Gosto quando entro num blog e encontro post q me faz refletir.
E o teu é assim.
Beijo e um grande abraço.
Dulce
O seu avatar fica bem aqui junto dos outros seguidores, deu cor ao quadradinho!
Ora como o Jaime fez as honras da casa, a mim resta-me pedir-lhe desculpa pelo meu atraso e servir o chá...
A história do chá é uma bricandeira (que levamos muito a sério) entre a Graça Pereira e a Alegria, uma Brasileira muito querida e amiga, que nos fazia sempre uma visita convidando-nos para "o café da manhã". Nós retribuíamos com o chá da meia-noite.
Sem sabermos porquê, a Alegria, Renata de seu nome desapareceu, deixando-nos saudades. Os blogs têm destas coisas. Pessoas completamente diferentes na idade, na comunidade onde habitam, ligam-se e conhecem-se, sem se conhecer.
Seja bem vinda a estas viagens, mas temo que esta página não atraia muita gente, estão sempre à espera de uma história...
Será na próxima.
Um beijinho
Manuela Baptista
Minha querida Mariana
Peço desculpa por, no comentário anterior ter avaliado mal todos os meus amigos deste espaço, afirmando que preferem histórias a reflexões.
Mal acabei de o escrever e eis que aparece a Mariana a demonstrar o seu gosto pela reflexão!
Deixa-me muito feliz!
Um grande abraço
Manuela Baptista
Jaime
os cavalheiros no fim!
Sim de facto disse asneira, um criador é um artista.
Foi assim um tropeção antes de cair...
Manuela Baptista
Manuela,
O escritor é aquele que, pinta sem pincéis, faz música sem o violino, dança sem ter pés. Através das letras, das palavras e das frases torna-se no mais poderoso dos seres vivos" Ai, palavras ai palavras, que estranha potência a vossa..."
Um beijinho
Filomena
Cecília Meireles, sempre sábia e perigosa?!
Um beijo à Filomena
Manuela Baptista
Manuela,
... mas sou Criadora. E criando inquieto-me.
Cito-a do seu texto, pois, em síntese, julgo ser esse estado de espírito que tece as malhas da criação de um artista.

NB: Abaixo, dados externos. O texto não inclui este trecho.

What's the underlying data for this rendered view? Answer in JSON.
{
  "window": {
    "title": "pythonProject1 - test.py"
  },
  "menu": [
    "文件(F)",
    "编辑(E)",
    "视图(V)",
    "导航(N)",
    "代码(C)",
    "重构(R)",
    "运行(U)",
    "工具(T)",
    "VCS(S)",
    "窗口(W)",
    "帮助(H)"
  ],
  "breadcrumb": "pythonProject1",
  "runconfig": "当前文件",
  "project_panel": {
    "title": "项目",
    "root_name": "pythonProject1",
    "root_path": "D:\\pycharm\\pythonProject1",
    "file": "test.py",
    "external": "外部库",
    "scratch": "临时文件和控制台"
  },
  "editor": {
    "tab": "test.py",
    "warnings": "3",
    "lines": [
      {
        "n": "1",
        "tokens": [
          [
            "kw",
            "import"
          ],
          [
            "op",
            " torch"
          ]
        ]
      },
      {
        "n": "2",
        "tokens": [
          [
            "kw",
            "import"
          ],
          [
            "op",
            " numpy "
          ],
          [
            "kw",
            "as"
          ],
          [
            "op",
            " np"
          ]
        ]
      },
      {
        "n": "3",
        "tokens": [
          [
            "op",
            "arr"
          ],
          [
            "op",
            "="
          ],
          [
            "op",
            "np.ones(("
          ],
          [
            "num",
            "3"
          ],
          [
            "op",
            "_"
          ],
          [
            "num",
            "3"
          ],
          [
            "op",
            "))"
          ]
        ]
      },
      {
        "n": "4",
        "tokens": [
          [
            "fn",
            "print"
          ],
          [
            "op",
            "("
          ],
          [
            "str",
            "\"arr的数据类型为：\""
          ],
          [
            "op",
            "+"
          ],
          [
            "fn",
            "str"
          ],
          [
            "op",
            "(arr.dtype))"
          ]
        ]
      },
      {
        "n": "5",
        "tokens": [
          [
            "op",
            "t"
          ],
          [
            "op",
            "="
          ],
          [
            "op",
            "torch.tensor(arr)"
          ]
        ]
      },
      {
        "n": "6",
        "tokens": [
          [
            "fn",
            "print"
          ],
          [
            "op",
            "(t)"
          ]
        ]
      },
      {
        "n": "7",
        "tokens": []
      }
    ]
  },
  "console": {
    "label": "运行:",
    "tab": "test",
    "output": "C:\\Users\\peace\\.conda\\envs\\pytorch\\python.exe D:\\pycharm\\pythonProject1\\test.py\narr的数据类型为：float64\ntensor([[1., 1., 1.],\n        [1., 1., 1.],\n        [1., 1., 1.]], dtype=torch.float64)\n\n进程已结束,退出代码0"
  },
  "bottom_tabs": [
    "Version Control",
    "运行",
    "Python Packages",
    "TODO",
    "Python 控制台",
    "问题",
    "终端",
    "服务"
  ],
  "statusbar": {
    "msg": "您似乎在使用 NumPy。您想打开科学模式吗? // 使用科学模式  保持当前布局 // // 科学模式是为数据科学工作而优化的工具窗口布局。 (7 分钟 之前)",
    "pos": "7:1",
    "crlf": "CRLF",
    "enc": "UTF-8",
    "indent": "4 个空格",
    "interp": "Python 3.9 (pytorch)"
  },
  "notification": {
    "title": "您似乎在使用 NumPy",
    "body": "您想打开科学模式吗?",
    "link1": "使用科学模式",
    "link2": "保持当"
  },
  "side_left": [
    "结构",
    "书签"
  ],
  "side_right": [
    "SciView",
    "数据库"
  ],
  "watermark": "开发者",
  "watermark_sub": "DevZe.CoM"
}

Pela força e clareza expressiva que consegue nos seus textos, acho que deve continuar a inquietar-se, sem receios de, artisticamente, criar.
Para acabar, direi que, bem jovem, depois de compulsivamente me apagarem a luz do quarto, ia ler para a janela, pois tinha a sorte, de ter um candeeiro bem perto, no passeio, à altura do primeiro andar.
Hoje leio bem menos do que desejaria, por razão de cansaço visual, por um lado, e, por outro, pelo efeito da diabetes, que vão contribuindo impiedosamente, para a cada vez mais reduzida acuidade na visão.
Um abraço,
Zé
Zé Ferreira
Falando em síntese, a sua também está clara e expressiva.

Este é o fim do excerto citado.